The table below shows total expenses by type of expenditure (excluding depreciation, amortisation and other non-cash items):
|£m||H1 2020||H1 2019|
|Raw materials, consumables and other external bioprocessing costs||6.4||7.7|
|External R&D expenditure||3.1||3.9|
Raw materials, consumables and other external bioprocessing costs have decreased as a result of a lower number of batches bioprocessed in H1 2020 as compared to H1 2019, with all the batches in H1 2020 have been produced using our more efficient lower cost bioreactor process. Personnel related costs are higher due to average employee numbers increasing from 465 in H1 2019 to 575 in H1 2020. External R&D expenditure was lower due to lower levels of research and clinical development spend due to the impact of COVID-19. Other costs were in line with prior year as the recognition of a liability from a customer regarding certain process development work performed in 2019 was offset by a higher large company research and development tax credit.
Operating loss and net loss
|£m||H1 2020||H1 2019|
|Depreciation, amortisation and share option charge||(4.7)||(3.5)|
|Change in fair value of assets at fair value through profit & loss||(0.7)||(1.2)|
| Operating loss||(5.8)||(6.1)|
|Foreign exchange revaluation||-||(1.0)|
1 Operating EBITDA is defined as Earnings Before Net Finance Costs, Tax, Depreciation, Amortisation, Fair value adjustments of available-for-sale assets and share based payments.

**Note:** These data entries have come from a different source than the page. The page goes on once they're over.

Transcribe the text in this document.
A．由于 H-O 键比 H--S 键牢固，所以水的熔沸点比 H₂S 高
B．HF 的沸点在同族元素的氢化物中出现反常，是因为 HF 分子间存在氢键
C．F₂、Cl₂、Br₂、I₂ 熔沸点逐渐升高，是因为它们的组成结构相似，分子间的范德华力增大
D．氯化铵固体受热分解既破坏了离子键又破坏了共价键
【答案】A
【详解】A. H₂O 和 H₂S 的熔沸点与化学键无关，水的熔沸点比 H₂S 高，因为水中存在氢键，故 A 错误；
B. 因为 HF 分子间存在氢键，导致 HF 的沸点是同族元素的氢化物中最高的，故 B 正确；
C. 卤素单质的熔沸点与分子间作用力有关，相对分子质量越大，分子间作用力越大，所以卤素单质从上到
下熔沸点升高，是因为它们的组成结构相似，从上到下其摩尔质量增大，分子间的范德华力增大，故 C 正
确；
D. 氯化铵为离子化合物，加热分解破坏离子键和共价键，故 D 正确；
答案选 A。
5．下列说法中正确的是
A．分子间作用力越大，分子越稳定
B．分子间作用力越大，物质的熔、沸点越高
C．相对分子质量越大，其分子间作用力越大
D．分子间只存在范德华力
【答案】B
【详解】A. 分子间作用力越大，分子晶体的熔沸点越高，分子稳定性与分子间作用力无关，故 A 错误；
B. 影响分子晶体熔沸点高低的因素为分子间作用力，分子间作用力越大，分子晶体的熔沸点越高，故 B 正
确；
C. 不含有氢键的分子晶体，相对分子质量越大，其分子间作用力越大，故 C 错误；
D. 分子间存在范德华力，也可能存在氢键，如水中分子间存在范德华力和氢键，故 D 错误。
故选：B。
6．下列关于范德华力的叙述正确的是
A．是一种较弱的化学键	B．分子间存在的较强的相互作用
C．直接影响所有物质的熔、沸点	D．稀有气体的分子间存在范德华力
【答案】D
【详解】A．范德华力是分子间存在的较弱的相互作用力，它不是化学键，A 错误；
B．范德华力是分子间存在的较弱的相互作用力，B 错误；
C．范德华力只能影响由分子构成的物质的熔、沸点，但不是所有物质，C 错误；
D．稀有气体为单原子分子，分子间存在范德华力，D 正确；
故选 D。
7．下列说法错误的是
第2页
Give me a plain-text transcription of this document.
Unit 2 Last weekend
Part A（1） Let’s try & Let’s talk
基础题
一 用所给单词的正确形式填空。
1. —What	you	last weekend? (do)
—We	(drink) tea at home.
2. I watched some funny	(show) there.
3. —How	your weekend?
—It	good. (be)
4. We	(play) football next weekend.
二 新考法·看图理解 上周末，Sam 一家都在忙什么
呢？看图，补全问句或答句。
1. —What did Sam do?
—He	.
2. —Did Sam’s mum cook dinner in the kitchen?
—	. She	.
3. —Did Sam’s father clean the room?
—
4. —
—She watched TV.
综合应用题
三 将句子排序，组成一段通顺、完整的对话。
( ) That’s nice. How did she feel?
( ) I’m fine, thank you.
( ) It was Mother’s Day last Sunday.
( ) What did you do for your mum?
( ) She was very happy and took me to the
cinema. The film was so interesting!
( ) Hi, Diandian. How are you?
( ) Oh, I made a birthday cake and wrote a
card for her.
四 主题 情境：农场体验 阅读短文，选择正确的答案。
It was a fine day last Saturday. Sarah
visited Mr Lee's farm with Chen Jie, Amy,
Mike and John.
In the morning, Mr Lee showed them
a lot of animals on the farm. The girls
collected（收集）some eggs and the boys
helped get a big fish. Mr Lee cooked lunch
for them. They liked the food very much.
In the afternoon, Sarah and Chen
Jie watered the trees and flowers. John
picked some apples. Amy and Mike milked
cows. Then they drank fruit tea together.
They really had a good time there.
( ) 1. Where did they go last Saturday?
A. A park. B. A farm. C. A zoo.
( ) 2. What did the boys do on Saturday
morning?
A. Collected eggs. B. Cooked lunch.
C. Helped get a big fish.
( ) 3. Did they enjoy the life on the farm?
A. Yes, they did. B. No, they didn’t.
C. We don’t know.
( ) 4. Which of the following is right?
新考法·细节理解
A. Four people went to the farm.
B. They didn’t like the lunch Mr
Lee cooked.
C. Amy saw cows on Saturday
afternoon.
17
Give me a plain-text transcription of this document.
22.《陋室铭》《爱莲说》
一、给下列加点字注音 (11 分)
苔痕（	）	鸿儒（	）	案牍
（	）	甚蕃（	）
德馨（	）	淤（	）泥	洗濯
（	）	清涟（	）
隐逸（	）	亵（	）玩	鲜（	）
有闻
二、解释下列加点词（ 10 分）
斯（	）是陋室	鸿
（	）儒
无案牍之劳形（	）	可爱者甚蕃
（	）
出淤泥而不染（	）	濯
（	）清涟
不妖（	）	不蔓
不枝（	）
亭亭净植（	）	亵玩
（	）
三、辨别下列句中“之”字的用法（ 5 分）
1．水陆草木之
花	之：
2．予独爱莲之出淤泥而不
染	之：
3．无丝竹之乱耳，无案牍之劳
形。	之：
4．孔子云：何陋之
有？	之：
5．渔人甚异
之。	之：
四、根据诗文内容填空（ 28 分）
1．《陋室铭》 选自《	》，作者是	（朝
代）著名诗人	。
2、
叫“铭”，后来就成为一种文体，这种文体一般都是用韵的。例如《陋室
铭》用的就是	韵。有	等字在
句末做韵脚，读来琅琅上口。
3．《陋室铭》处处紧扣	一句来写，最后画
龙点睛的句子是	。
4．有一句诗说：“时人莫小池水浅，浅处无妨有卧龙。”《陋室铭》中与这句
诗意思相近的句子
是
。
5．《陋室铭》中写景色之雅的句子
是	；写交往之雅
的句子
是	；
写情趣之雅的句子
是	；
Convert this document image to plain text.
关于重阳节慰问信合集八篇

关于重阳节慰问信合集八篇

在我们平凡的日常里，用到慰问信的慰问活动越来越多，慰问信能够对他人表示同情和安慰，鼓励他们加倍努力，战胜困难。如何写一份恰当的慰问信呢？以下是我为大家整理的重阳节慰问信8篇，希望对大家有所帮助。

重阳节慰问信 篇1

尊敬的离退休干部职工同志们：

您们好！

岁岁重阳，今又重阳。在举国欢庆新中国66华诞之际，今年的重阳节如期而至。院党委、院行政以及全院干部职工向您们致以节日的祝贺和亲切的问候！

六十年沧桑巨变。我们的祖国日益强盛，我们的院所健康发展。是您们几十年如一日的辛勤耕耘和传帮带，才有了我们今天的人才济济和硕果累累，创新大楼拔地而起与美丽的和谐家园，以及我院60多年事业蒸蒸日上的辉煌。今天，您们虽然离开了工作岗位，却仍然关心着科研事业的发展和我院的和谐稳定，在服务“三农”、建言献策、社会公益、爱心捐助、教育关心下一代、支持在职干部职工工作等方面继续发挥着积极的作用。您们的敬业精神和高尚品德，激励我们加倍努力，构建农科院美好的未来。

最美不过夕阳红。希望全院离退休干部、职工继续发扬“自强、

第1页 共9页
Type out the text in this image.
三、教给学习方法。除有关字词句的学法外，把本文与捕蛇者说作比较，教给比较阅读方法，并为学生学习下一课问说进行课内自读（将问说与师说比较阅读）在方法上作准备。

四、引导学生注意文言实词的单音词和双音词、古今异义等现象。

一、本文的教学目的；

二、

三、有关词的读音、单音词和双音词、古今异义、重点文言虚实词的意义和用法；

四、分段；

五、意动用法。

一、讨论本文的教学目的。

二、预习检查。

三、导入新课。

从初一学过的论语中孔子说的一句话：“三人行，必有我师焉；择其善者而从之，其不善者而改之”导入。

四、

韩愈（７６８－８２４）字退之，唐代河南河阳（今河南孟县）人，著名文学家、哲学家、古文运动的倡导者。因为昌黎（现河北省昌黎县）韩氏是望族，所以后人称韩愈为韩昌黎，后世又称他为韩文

In arriving at the Operating loss, the Operating EBITDA loss of £0.4 million was further impacted by additional depreciation, amortisation and the share option charge; as well as the change in fair value of assets at fair value through profit & loss.
Depreciation increased by £0.8 million mainly due to depreciation on the increased asset base including the Oxbox manufacturing facility and related bioprocessing assets. The share option charge increased by £0.4 million due to the increased employee headcount.
In H1 2020 a £0.7 million (2019: £1.2m loss) change in fair value was recognised on the Orchard Therapeutics asset held at fair value through profit and loss based on the share price at the date the shares were sold, as well as the value at 30 June 2020 for those shares still held by the Group.
The impact of these charges resulted in an operating loss of £5.8 million compared to a loss of £6.1 million in 2019.
The interest charge decreased by £4.6 million compared to H1 2019 as a result of the early repayment of the Oaktree loan, with only interest arising on the IFRS 16 leases remaining as compared to £0.3m in H1 2019.
As the Oaktree loan was repaid in June 2019 there was no gain or loss on revaluation of the loan in 2020.
The tax credit in H1 2020 reverted to a liability of £0.5m as the Group ceased being eligible to claim a research and development tax credit under the Government’s small company scheme. The £0.5m liability represents a liability on the large company research and development taxation credit included under Other costs which the Group is still able to claim.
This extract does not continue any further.